The issues with LLM are well known. They will tell you what you wants to hear, and are more than willing to make up references, quotes, citations, etc to support the case. I've experimented with them, and they will just tell you wrong information, in a definitive tone.
If this was an individual doing it, the companies would fire them instantly. If the individual said "yeah, I couldn't find the reference or quote to support this, so I just made it up. It was more efficient and faster to do that."...the company would fire the person.
If there was a contractor that offered the company the capability to write reports or case briefs quickly and cheaply* (* but there's a reasonable chance that we'll just fabricate key references and quotes for efficiency)....a company wouldn't use them. It would be a automatic disqualifier.
But do the same thing, and call it "AI"...and suddenly they're on board?
I think it's the same reason I commented on for some lawyer AI misuse. The highly paid experts have a lot of human assistants doing all the scut work, then the experts did some final editing and summarizing and signed off on it. Human assistants aren't likely to lie and hallucinate and take short cuts because they'd get fired.
Then AI seduces the experts with the promise of being faster and cheaper, along with not being humans who take sick days and vacations and don't work 24 hours a day. The output looks reasonable, all nicely formatted, no typoes ... and the experts still believe assistants don't like and make stuff up.
And maybe a year or two ago there could have been something vaguely like an excuse for that. By now? EVERYBODY knows you can't trust AI output.
I'd be more likely to believe that some of guy on the scut work detail who figures they're on their way out the door soon anyway decided to retire in place, and have the AI do the hard work until the hammer actually fell.
I'm not sure Brett....
I think the problem is that the leaders "know" what looks good. If they got a piece of crap writing from a 1st year associate full of typos and editing errors, they'd assume the references were wrong as well. And they'd send it back.
But if the leaders see something that "looks good" (ie, no typos, good writing style, etc), they assume the rest of it is correct. If someone took the care to go through and edit the document for typos and writing, of course they'd also do the references correctly. And, largely speaking, if the writer was human...they'd be correct. But AI is different.
AI "looks" good...but the hard work to put into the document, it skips over (it's not really capable of it). Editing, spell check...looks good. So, leaders believe it. It's fast, tells them what they want to know and hear, looks pretty.
Sure, and that's where my "a year or two ago there could have been something vaguely like an excuse for that" comes in.
Anybody who doesn't know at this point that LLM's produce well formatted results that are often simply fiction hasn't done the due diligence necessary to be using them. So there may be explanations, but no excuses.

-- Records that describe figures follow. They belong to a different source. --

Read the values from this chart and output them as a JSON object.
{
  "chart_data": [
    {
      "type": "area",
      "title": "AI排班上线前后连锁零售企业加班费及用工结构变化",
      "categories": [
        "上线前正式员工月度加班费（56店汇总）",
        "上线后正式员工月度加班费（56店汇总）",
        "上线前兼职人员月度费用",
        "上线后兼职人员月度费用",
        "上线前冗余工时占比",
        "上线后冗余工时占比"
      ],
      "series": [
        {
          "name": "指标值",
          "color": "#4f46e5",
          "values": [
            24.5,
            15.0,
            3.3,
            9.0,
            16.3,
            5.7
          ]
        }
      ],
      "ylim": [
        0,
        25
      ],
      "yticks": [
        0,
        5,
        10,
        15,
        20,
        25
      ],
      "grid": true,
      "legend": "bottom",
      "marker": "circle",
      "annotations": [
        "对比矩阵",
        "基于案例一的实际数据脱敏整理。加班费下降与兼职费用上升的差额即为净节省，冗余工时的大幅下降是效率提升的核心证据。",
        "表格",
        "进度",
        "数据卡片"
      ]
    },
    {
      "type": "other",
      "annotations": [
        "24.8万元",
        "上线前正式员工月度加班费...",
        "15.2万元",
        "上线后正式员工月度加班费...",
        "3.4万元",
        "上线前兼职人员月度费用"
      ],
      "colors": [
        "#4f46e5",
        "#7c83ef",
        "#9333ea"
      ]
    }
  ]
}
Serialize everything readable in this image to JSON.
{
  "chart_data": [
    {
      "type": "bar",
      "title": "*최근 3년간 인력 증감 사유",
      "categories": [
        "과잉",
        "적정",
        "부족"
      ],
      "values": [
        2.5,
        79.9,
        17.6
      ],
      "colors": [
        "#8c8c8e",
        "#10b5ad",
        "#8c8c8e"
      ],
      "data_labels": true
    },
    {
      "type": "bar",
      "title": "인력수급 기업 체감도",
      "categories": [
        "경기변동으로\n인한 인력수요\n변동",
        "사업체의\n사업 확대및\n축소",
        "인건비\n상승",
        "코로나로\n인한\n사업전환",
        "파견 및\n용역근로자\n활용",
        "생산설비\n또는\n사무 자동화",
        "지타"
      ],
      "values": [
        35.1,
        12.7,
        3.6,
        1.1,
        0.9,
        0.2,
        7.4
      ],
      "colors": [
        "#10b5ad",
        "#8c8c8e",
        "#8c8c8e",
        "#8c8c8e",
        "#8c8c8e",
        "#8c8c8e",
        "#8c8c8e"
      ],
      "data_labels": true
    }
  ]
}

I simply don't see how anybody in the legal community could plausibly not know at this point that AIs hallucinate, and that if you use AI generated content you need to have a human fact check everything. Even if the guy at the top slept through the last two years, his underlings would know and mention it.
So I asked, "Who might know that, and not care?
As an ex-Deloittee, I found this hilarious
Touche would never have used AI.
Exhibit 1006 that AI produces garbage.
Query: In 20 years, will we view the hype about the AI the same as we today view the dot com bubble?